When a parent suffers an economic set-back, like a job loss or layoff, the whole family suffers. The family budget is tightened and sometimes bills go unpaid. One of the most tragic consequences of an interruption in income is the inability to pay a child support obligation.
Child support payments do not automatically abate when the non-custodial parent’s income is interrupted. A court ordered child support obligation is unconditional. If you cannot pay, the missed payment becomes a debt owed to the custodial parent. A past child support debt cannot be discharged in a bankruptcy proceeding.
Fortunately, filing bankruptcy gives the debtor some relief. First, bankruptcy can discharge other accumulated debts that can make it easier to pay your child support obligation. Second, after your income has been restored, a Chapter 13 bankruptcy can give you up to five years to pay off the missed payments. You cannot be garnished during that period and your income is protected by the federal bankruptcy court.

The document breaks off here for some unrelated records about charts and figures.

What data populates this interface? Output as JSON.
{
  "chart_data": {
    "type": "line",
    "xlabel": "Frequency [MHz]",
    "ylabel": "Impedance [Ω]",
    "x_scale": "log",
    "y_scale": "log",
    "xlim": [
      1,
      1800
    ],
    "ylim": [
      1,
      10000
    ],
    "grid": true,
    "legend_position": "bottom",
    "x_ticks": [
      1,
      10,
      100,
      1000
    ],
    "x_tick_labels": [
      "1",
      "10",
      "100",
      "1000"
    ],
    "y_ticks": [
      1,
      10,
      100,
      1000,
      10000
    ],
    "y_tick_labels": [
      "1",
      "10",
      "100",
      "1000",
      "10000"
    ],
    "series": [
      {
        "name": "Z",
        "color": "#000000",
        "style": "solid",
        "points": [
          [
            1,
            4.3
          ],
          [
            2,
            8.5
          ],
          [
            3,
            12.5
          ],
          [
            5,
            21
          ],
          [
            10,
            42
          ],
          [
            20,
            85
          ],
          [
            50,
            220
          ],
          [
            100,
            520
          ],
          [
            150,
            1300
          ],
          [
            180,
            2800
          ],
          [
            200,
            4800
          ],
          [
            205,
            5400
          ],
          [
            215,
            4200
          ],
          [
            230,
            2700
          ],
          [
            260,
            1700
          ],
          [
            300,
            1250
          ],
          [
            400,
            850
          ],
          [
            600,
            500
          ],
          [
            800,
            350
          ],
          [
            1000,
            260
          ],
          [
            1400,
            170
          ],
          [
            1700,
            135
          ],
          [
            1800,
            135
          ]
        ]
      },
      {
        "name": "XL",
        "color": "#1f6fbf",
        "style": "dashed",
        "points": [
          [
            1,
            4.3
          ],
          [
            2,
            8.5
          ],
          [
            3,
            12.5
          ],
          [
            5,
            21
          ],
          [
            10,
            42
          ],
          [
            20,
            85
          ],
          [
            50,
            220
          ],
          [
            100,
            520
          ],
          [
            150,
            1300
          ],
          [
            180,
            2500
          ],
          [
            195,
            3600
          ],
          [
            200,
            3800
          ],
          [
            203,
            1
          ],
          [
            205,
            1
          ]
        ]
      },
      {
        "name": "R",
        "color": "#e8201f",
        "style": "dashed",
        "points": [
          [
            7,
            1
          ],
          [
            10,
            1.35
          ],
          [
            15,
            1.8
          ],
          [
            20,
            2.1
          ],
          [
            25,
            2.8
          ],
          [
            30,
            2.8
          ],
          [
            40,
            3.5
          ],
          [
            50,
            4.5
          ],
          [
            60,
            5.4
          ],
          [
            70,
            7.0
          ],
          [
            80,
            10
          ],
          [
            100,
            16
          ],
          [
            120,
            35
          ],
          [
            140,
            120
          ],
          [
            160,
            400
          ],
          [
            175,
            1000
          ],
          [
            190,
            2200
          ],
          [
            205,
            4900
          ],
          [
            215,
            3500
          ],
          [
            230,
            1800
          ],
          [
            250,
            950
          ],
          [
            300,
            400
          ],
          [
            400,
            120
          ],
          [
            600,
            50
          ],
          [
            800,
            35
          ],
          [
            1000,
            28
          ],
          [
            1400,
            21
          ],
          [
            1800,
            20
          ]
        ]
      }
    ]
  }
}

Filing bankruptcy can protect you from certain child support collection proceedings. However, the bankruptcy automatic stay does not apply to:
(1) the establishment of a child support obligation;
(2) the collection of child support from property that is not property of the estate; or
(3) the withholding of income that is property of the estate for payment of a child support obligation under a judicial or administrative order or statute.
Domestic support obligations, including child support obligations, receive top payment priority when funds are available to pay creditors in a Chapter 7 case. In a Chapter 13 case, child support arrears are paid through a “repayment plan” and are paid as a first priority. Support payments due after the bankruptcy filing date must be kept current or the debtor’s plan will not be confirmed, and the bankruptcy court will not issue a discharge in a case where child support is owed.
In addition to child support, debts that are “in the nature of support” (e.g. a child’s medical expenses, educational expenses, etc.) are ineligible for discharge. The bottom line is: child support obligations must be paid. Fortunately, the bankruptcy laws offer options to make the debtor’s payment burden more bearable. If you have a child support obligation and are considering filing bankruptcy, consult with an experienced bankruptcy attorney and discuss your options.